The Lion Rampant (Kingdom Series, #3)

‘What happened?’ demanded an incredulous voice and Parcy paused for the effect, spoiled by the sudden shrill whine of the woman, who felt Dog Boy’s moment arrive.

‘He drooned, of coorse,’ Parcy scathed and the place roared with laughter, drowning out the final noises from Mistress Trapseed.

‘Then he went to Heaven and stood before the Lord God Himself, a wee bit annoyed at not having had his prayers answered, for all he had been a good priest an’ Christian his entire life. God be praised.’

‘For ever and ever,’ the crowd answered in a rushing moth-murmur. Parcy held up one hand to silence them, a master of his art.

‘He carps about havin’ been abandoned. So the good Lord scowls at the wee priest. “I sent ye a reeve, a sire and the King himself to save ye. What more did ye want?”’

The crowd roared and thumped the tables in approval, demanded more; Dame Trapseed slithered off Dog Boy’s lap and he tried to cover himself as best he could, though he had to stand to lace his braies while the woman, sheened and smiling with triumph, turned out of the shadows to Buggerback Geordie and demanded her money.

Buggerback, grinning round his gap of gums, held out his hand to Patrick and had a scowl and a handful of coin, some of which went to the woman.

‘I did not believe she could hump ye in the middle o’ the tavern,’ Patrick complained bitterly to Dog Boy as Geordie went off, jingling the coin in his palm. ‘Ye may be practically nobile these days, but ye are worse than Horse Pyntle Johnnie there, who would swive a knothole. Yer foul, lowly lusts have cost me a pretty penny.’

Dog Boy, greasy with the ale and the moment, grinned back at him and then froze as the tavern door crashed open. Like a cold wind, the Black strode in and surveyed the silence, aware that those who did not know who he was knew what he was.

‘I am truly sorry to spoil yer doings,’ he said, nodding to Dog Boy. ‘But the English are at Berwick and on the move north. Shift yourselves.’

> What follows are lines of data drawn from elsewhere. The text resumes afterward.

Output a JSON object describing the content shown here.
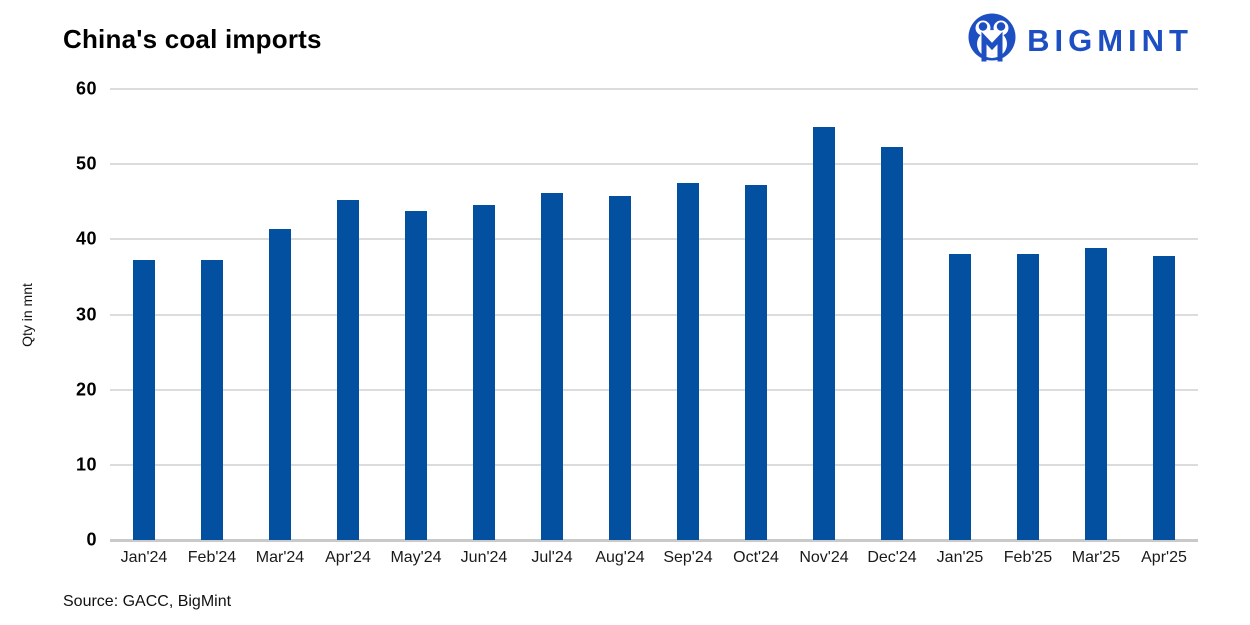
{
  "header": {
    "title": "China's coal imports",
    "logo": {
      "text": "BIGMINT",
      "icon": "bigmint-circle-m-icon"
    }
  },
  "footer": {
    "source_text": "Source: GACC, BigMint"
  },
  "colors": {
    "bar": "#0450A0",
    "logo_blue": "#1D4EC2",
    "gridline": "#DCDCDC",
    "axis_line": "#C9C9C9"
  },
  "chart_data": {
    "type": "bar",
    "title": "China's coal imports",
    "xlabel": "",
    "ylabel": "Qty in mnt",
    "unit": "mnt",
    "ylim": [
      0,
      60
    ],
    "yticks": [
      0,
      10,
      20,
      30,
      40,
      50,
      60
    ],
    "grid": "horizontal",
    "legend": "none",
    "bar_color": "#0450A0",
    "categories": [
      "Jan'24",
      "Feb'24",
      "Mar'24",
      "Apr'24",
      "May'24",
      "Jun'24",
      "Jul'24",
      "Aug'24",
      "Sep'24",
      "Oct'24",
      "Nov'24",
      "Dec'24",
      "Jan'25",
      "Feb'25",
      "Mar'25",
      "Apr'25"
    ],
    "values": [
      37.3,
      37.3,
      41.4,
      45.2,
      43.8,
      44.6,
      46.2,
      45.8,
      47.5,
      47.2,
      55.0,
      52.3,
      38.1,
      38.1,
      38.8,
      37.8
    ]
  }
}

Then he closed the door on a boiling panic.

Kilmartin Glen

At the same time

Push. Drive. Plod. Tug, strain at wheels, eat dust and then eat the mud that sweat made of it on your face. Work the sun up and work it down again. Hal laboured at it, heaving into the grind of it so that his head thundered and his shoulder ached.

At the end, though, he could fall into a patch of scrubby heather, wrap himself in a cloak and sleep without dreaming of Sim, whirling down and round in the maelstrom with his white crown wisped like maidenhair.

In the days after he had fallen in a dead faint, slowly recovering while Kirkpatrick and Campbell dragged the weapons out of the stricken ship and gathered up every wheeled contrivance and pulling beast, Hal had stumbled down to the water’s edge and walked the breathing shingle in hope. Kirkpatrick sent a man with him every time, sometimes Niall, sometimes Somhairl, just to make sure he didn’t fall in another dead faint, this time face down in a rock pool. And Campbell sent one of his own, a cateran called, in the English, Duncan; he had been a drover and so spoke the southron enough to be understood.

They found bodies, but none Hal knew and only one Niall recognized, kneeling beside the fish-eaten, crab-gnawed face and squinting.

‘They are seldom returned by Carry Vaar,’ Duncan lilted, seeing Niall’s distress. ‘She is in her sleeping with them all.’

Hal was torn between finding Sim with his water-bloated face like curdled cheese and not finding him at all. In the end, it was as if he had simply vanished and, by the time they were ready to leave, Hal had to force himself away from the place.

‘It’s a sore loss,’ Kirkpatrick offered awkwardly on the day the Campbells set out to join the King, already having to lever the laden wagons up stony, rutted tracks. Kirkpatrick did not expect an answer; he had seen the yellow-blue ruin of the face and the haunt in the eyes and thought, with a sudden shift of concern, that Hal of Herdmanston was all but done.

The struggle of the next few days made him wonder at the fevered strength in the Lothian lord and, though he wished he could tell the man to slow himself, the truth was that they needed everyone’s strength.

There were not enough carts and beasts – Campbell of Craignish, frowning, said that his men did not make war in that way. Once the blazing cross had been fired from crest to crest and the men gathered, they would pack some oats, ready cooked into a slab with water, add a portion of herring for the salt in it, then make a fast lick across rock and heather.